Dreaming Falcon: Physics-Informed Model-Based Reinforcement Learning for Quadcopters
Eashan Vytla, Bhavanishankar Kalavakolanu, Andrew Perrault, Matthew McCrink
TL;DR
This work tackles robust quadcopter control under dynamic conditions by combining a Dreamer-style online model-based reinforcement learning framework with a physics-informed world model that predicts net forces and moments and integrates them using a $RK4$ scheme across a $6$-DOF system. It compares this physics-informed approach to a baseline RNN-based implicit dynamics model and finds that, while both can fit replay data, neither generalizes to unseen trajectories, especially during transitions between hover and forward flight, due to sparse coverage of operating-point changes. The results underscore the persistent challenge of learning accurate, generalizable world models for underactuated, high-dimensional aerial systems and point to data augmentation or richer training curricula as necessary steps toward robust, online-adaptive quadrotor controllers.
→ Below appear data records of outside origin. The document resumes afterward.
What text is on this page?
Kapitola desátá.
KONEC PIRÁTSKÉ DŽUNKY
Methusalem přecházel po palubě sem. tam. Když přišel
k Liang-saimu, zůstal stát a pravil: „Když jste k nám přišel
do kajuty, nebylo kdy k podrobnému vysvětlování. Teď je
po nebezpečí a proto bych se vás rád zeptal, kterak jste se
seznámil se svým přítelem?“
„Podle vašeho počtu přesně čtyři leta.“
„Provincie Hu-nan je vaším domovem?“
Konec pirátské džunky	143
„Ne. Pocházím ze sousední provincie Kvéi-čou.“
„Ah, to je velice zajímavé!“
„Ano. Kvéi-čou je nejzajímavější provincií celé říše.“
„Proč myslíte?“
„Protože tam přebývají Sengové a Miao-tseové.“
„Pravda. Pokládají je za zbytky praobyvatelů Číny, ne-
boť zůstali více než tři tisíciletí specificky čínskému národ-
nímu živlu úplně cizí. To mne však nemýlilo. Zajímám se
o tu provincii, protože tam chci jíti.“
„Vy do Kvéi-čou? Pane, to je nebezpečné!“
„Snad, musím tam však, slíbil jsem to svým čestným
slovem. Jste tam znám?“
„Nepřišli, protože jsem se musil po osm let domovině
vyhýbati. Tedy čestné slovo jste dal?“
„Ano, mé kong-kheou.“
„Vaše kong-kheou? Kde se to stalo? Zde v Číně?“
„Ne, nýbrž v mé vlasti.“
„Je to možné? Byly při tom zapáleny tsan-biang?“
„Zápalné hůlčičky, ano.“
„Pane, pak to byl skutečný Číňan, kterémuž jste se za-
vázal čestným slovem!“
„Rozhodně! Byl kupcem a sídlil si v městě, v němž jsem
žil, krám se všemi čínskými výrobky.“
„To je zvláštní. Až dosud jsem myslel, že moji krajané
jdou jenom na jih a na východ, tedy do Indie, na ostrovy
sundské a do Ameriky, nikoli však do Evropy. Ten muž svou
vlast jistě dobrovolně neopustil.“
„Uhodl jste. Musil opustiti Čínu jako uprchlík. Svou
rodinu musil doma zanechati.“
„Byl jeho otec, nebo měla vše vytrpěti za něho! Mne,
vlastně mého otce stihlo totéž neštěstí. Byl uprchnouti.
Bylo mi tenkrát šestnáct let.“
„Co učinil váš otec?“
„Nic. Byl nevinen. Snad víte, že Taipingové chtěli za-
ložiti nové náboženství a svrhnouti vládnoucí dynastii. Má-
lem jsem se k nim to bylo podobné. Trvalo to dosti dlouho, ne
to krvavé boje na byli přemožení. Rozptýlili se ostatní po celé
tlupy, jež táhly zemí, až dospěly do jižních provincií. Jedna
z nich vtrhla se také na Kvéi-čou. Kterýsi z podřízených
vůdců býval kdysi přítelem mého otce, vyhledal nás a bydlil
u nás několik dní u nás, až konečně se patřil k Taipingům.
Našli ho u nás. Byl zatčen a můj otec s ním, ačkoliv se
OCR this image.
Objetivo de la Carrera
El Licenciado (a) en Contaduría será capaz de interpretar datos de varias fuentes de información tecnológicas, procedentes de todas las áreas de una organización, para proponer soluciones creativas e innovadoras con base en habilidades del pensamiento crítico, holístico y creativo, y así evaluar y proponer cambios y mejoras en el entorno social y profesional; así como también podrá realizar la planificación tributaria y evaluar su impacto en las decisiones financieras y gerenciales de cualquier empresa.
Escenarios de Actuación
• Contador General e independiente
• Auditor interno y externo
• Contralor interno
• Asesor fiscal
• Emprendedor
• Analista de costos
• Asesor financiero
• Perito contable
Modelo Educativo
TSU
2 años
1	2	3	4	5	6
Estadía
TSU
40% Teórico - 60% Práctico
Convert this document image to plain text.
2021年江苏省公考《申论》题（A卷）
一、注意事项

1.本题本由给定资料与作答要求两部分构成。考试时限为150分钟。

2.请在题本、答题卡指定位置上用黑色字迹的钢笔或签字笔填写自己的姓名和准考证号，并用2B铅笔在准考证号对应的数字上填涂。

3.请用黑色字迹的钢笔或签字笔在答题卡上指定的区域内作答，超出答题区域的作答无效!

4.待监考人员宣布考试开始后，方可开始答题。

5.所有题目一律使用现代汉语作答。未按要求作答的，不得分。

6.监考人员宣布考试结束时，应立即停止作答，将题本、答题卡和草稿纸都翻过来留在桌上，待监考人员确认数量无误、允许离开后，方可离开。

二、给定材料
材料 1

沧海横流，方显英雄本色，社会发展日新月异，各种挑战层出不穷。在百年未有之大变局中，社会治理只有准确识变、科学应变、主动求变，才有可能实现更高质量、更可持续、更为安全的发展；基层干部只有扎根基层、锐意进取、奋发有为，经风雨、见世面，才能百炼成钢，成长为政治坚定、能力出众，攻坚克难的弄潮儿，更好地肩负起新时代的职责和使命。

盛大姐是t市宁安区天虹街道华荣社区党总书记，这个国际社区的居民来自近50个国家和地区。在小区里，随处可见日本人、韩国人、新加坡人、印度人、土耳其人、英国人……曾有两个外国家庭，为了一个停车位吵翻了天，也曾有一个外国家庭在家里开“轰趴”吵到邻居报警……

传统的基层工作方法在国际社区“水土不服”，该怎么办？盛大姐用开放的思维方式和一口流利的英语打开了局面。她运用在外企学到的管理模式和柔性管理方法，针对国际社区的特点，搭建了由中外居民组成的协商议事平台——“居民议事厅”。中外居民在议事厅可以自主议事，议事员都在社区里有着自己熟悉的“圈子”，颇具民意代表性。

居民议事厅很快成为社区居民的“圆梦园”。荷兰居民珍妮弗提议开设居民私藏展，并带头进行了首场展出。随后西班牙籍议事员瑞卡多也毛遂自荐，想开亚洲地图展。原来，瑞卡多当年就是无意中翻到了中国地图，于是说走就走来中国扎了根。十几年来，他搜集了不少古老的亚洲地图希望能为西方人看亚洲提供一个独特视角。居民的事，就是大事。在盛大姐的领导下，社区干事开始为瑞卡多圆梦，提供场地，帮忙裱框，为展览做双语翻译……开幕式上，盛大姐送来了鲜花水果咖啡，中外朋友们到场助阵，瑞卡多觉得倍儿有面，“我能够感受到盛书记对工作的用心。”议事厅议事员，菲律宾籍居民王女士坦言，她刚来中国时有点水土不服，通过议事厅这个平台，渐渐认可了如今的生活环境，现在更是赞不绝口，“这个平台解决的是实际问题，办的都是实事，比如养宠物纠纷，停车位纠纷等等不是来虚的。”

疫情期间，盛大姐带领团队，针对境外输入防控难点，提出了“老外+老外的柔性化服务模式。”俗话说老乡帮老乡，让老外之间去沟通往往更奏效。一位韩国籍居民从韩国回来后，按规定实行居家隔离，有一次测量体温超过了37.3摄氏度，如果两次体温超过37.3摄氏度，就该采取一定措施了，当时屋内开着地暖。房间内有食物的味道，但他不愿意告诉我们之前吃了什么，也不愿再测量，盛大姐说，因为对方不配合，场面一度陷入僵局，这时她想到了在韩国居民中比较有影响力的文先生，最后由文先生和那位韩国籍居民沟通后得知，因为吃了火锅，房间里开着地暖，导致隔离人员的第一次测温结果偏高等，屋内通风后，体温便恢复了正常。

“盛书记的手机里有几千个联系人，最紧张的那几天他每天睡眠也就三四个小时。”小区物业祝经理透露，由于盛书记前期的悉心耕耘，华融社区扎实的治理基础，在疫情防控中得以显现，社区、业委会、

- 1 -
The study highlights that effective real-time adaptation will require addressing how transition dynamics are represented and learned beyond hover/trim regimes.
Abstract
Current control algorithms for aerial robots struggle with robustness in dynamic environments and adverse conditions. Model-based reinforcement learning (RL) has shown strong potential in handling these challenges while remaining sample-efficient. Additionally, Dreamer has demonstrated that online model-based RL can be achieved using a recurrent world model trained on replay buffer data. However, applying Dreamer to aerial systems has been quite challenging due to its sample inefficiency and poor generalization of dynamics models. Our work explores a physics-informed approach to world model learning and improves policy performance. The world model treats the quadcopter as a free-body system and predicts the net forces and moments acting on it, which are then passed through a 6-DOF Runge-Kutta integrator (RK4) to predict future state rollouts. In this paper, we compare this physics-informed method to a standard RNN-based world model. Although both models perform well on the training data, we observed that they fail to generalize to new trajectories, leading to rapid divergence in state rollouts, preventing policy convergence.